Customer acquisition could also take time to accelerate. “Even as stores open up, customers will be hesitant to return to the mall, and hence returning to business as usual will take time,” Mr. Senko said.
Telus reported that its first-quarter income declined to $353-million or 28 cents a share, from $437-million or 36 cents a share a year ago, largely because of higher depreciation and amortization relating to its acquisitions of Competence Call Center and ADT Canada as well as its network investments.
Its revenue for the three-month period ended March 31 totalled $3.69-billion, up 5.4 per cent from a year ago as it added more wireless customers.

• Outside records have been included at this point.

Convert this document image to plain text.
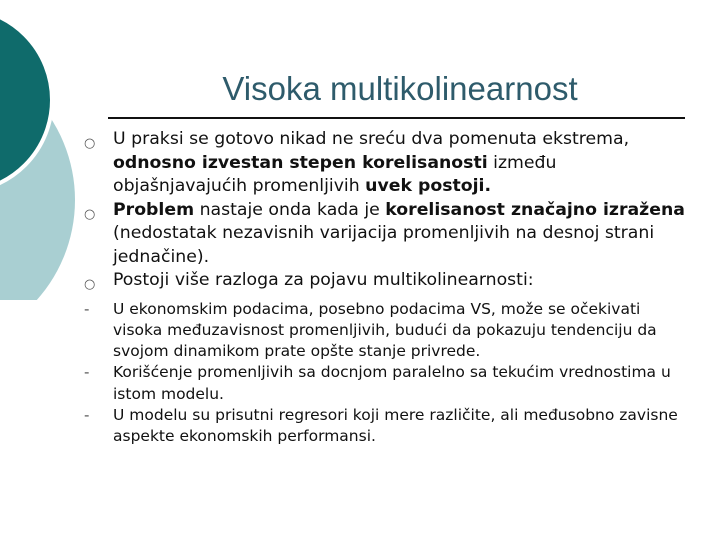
Visoka multikolinearnost
○ U praksi se gotovo nikad ne sreću dva pomenuta ekstrema, odnosno izvestan stepen korelisanosti između objašnjavajućih promenljivih uvek postoji.
○ Problem nastaje onda kada je korelisanost značajno izražena (nedostatak nezavisnih varijacija promenljivih na desnoj strani jednačine).
○ Postoji više razloga za pojavu multikolinearnosti:
- U ekonomskim podacima, posebno podacima VS, može se očekivati visoka međuzavisnost promenljivih, budući da pokazuju tendenciju da svojom dinamikom prate opšte stanje privrede.
- Korišćenje promenljivih sa docnjom paralelno sa tekućim vrednostima u istom modelu.
- U modelu su prisutni regresori koji mere različite, ali međusobno zavisne aspekte ekonomskih performansi.
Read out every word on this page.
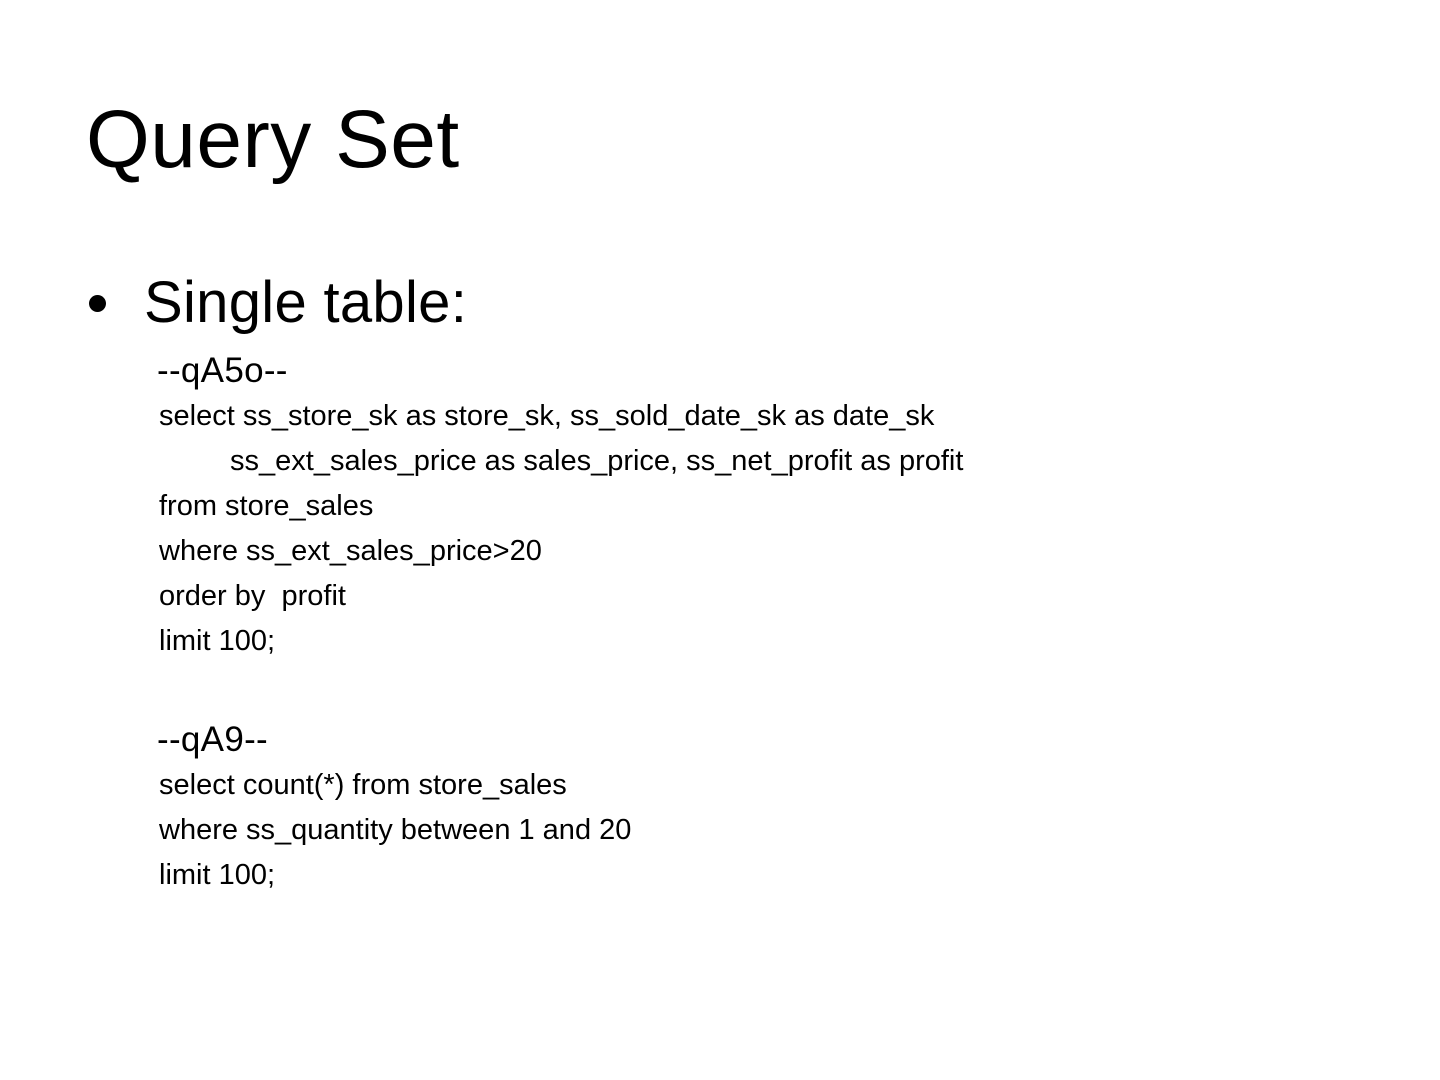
Query Set
Single table:
--qA5o--
select ss_store_sk as store_sk, ss_sold_date_sk as date_sk
ss_ext_sales_price as sales_price, ss_net_profit as profit
from store_sales
where ss_ext_sales_price>20
order by  profit
limit 100;
--qA9--
select count(*) from store_sales
where ss_quantity between 1 and 20
limit 100;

BCE, meanwhile, opted to delay the official launch of its initial 5G network as a result of the crisis. “We just don’t think that customers are paying attention to this right now,” Mr. Bibic said, adding, "They have other priorities, understandably.”
However, BCE is still eager for the December auction of 3,500 MHz spectrum, a key band for the deployment of 5G, to go ahead as planned, Mr. Bibic said.
The company’s earnings for the quarter totalled $733-million or 75 cents a share, down from $791-million or 82 cents a share a year ago. Its first-quarter revenue came to $5.68-billion, down slightly from a year ago when it reported $5.73-billion in revenue.
Bell Media saw its adjusted EBITDA (earnings before interest, taxes, depreciation and amortization) decline 6.1 per cent owing to an industry-wide impact on advertising revenue related to the pandemic. Telus, which runs a health technology business and does not own any media entities, will likely be impacted less by the crisis, Desjardins analyst Maher Yaghi said in a note to clients.
The longer that the shutdowns continue, the greater the impact on roaming revenues and subscriber growth will be, BCE’s chief financial officer, Glen LeBlanc, said.
BCE has also been increasing its security in response to more than half a dozen fires at cell towers in Quebec over the past week. Police have arrested a man and a woman and charged them with arson in relation to the blazes, which come after dozens of acts of vandalism across Europe believed to be spurred by baseless conspiracy theories linking 5G wireless technology to the spread of COVID-19. “It’s important for us to educate consumers and the public that there is no link between our wireless facilities and the coronavirus,” Mr. Bibic said.
On Wednesday, Prime Minister Justin Trudeau decried such acts of vandalism on Twitter, calling them serious criminal offences that carry severe penalties.
“Vandalizing cellphone towers does nothing but threaten emergency services and impact the daily lives of Canadians across the country,” Mr. Trudeau said.